WooCommerce brings full-featured e-commerce to WordPress. This guide shows how to containerize WooCommerce with a Dockerfile, connect it to MySQL, persist uploads and themes, and deploy it to Klutch.sh over HTTP.

Prerequisites

  • GitHub repository containing your Dockerfile.
  • MySQL database (managed or deployed separately).
  • Klutch.sh project ready in klutch.sh/app.

Project structure

.
└── Dockerfile

Sample Dockerfile

FROM wordpress:6.5-php8.2-apache
# Default WordPress/WooCommerce port
ENV APACHE_PORT=80
EXPOSE 80

Required environment variables

  • WORDPRESS_DB_HOST – MySQL host and port (e.g., db:3306 or managed host)
  • WORDPRESS_DB_USER
  • WORDPRESS_DB_PASSWORD
  • WORDPRESS_DB_NAME
  • APACHE_PORT=80

Optional environment variables

  • WORDPRESS_TABLE_PREFIX=wp_
  • WORDPRESS_DEBUG=false
  • WP_MEMORY_LIMIT=256M

Persistence

Persist plugins, themes, and uploads:

  • Mount path: /var/www/html/wp-content
  • Size: based on expected media and plugin assets

Networking

  • Protocol: HTTP
  • Internal port: 80
  • Users reach https://example-app.klutch.sh while Klutch.sh routes to port 80 inside the container.
Terminal window
curl -I http://localhost

Deployment on Klutch.sh

  1. Push your Dockerfile to GitHub.
  2. In klutch.sh/app, create a new app and select GitHub as the source.
  3. Klutch.sh automatically detects the Dockerfile in the repository root.
  4. Select HTTP traffic and set the internal port to 80.
  5. Add environment variables for WORDPRESS_DB_HOST, WORDPRESS_DB_USER, WORDPRESS_DB_PASSWORD, and WORDPRESS_DB_NAME. Mark secrets as sensitive.
  6. Attach a persistent volume at /var/www/html/wp-content sized for uploads, plugins, and themes.
  7. Deploy.
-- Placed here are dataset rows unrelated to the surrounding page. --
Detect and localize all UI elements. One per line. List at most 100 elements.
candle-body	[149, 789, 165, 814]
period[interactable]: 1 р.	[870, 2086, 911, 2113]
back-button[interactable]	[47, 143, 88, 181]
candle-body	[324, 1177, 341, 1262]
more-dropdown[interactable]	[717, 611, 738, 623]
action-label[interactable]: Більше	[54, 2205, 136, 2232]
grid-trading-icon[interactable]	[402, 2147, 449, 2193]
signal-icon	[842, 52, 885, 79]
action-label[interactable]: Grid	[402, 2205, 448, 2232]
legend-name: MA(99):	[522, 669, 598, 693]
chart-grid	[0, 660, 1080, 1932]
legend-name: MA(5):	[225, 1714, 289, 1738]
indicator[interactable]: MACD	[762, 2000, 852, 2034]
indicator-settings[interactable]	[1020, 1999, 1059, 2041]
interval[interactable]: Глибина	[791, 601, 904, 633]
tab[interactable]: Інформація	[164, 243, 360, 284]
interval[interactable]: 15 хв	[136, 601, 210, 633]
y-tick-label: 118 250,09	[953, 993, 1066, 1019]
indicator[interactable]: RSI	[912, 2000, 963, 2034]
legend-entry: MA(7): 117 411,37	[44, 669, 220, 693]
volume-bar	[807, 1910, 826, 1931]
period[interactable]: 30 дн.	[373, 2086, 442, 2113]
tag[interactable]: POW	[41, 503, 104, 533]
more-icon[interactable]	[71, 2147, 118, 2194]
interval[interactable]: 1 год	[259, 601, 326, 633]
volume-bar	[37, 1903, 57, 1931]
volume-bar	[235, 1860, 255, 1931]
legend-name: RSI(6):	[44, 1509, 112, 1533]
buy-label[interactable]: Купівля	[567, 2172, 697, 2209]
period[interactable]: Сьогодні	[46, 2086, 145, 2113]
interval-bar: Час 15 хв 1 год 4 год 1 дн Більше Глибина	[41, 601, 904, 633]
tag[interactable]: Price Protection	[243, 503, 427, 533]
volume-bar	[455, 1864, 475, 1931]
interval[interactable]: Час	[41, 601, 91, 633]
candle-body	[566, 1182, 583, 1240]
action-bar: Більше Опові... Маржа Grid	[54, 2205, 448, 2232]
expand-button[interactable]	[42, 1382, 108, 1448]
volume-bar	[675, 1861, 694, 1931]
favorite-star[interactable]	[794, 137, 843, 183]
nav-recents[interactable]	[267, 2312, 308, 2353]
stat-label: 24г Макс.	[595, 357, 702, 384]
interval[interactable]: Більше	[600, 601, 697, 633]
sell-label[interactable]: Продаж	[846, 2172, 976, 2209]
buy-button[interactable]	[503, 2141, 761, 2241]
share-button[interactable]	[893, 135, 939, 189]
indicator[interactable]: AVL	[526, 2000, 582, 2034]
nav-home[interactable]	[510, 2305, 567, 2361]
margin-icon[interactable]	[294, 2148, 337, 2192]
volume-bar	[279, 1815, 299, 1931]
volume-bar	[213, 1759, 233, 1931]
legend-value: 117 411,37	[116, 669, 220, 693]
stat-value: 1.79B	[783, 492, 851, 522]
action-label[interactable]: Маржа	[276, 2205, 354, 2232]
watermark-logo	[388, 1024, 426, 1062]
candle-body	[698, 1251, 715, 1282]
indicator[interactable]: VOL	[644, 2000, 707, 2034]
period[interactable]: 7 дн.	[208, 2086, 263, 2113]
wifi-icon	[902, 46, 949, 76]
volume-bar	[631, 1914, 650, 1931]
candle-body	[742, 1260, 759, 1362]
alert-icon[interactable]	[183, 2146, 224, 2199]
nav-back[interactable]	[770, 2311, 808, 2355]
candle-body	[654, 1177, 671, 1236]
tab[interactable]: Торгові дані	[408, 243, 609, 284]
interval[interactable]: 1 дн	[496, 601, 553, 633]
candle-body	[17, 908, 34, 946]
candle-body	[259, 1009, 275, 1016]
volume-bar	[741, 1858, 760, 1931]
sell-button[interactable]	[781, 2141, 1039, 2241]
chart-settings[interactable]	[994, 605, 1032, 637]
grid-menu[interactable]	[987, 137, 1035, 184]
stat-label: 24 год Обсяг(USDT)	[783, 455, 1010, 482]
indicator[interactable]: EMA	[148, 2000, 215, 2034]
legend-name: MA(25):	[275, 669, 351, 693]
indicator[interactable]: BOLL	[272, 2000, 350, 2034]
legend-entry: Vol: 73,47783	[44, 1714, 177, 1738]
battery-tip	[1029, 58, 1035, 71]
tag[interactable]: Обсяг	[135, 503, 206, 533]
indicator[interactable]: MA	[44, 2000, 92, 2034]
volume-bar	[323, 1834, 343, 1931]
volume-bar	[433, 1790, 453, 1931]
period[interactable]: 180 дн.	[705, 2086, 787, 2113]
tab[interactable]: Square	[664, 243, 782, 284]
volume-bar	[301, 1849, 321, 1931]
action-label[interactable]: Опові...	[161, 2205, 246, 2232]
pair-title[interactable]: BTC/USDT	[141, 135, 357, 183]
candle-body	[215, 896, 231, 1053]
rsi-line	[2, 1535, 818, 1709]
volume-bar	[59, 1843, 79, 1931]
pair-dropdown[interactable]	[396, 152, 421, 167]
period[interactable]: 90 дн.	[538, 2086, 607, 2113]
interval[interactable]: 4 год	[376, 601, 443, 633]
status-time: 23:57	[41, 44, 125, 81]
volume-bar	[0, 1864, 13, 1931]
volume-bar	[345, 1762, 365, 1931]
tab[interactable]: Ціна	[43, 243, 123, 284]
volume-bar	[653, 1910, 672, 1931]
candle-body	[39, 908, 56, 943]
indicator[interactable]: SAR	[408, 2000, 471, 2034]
Finish the WordPress setup wizard, install WooCommerce, and run its onboarding.

Verification

  • UI: open https://example-app.klutch.sh and confirm the WordPress home page loads.

  • Quick check:

    Terminal window
    curl -I https://example-app.klutch.sh

Next steps

  • Configure HTTPS at the edge and set your site URL inside WordPress.
  • Set up backups for MySQL and the /var/www/html/wp-content volume.
  • Add caching/CDN and security plugins as needed for production traffic.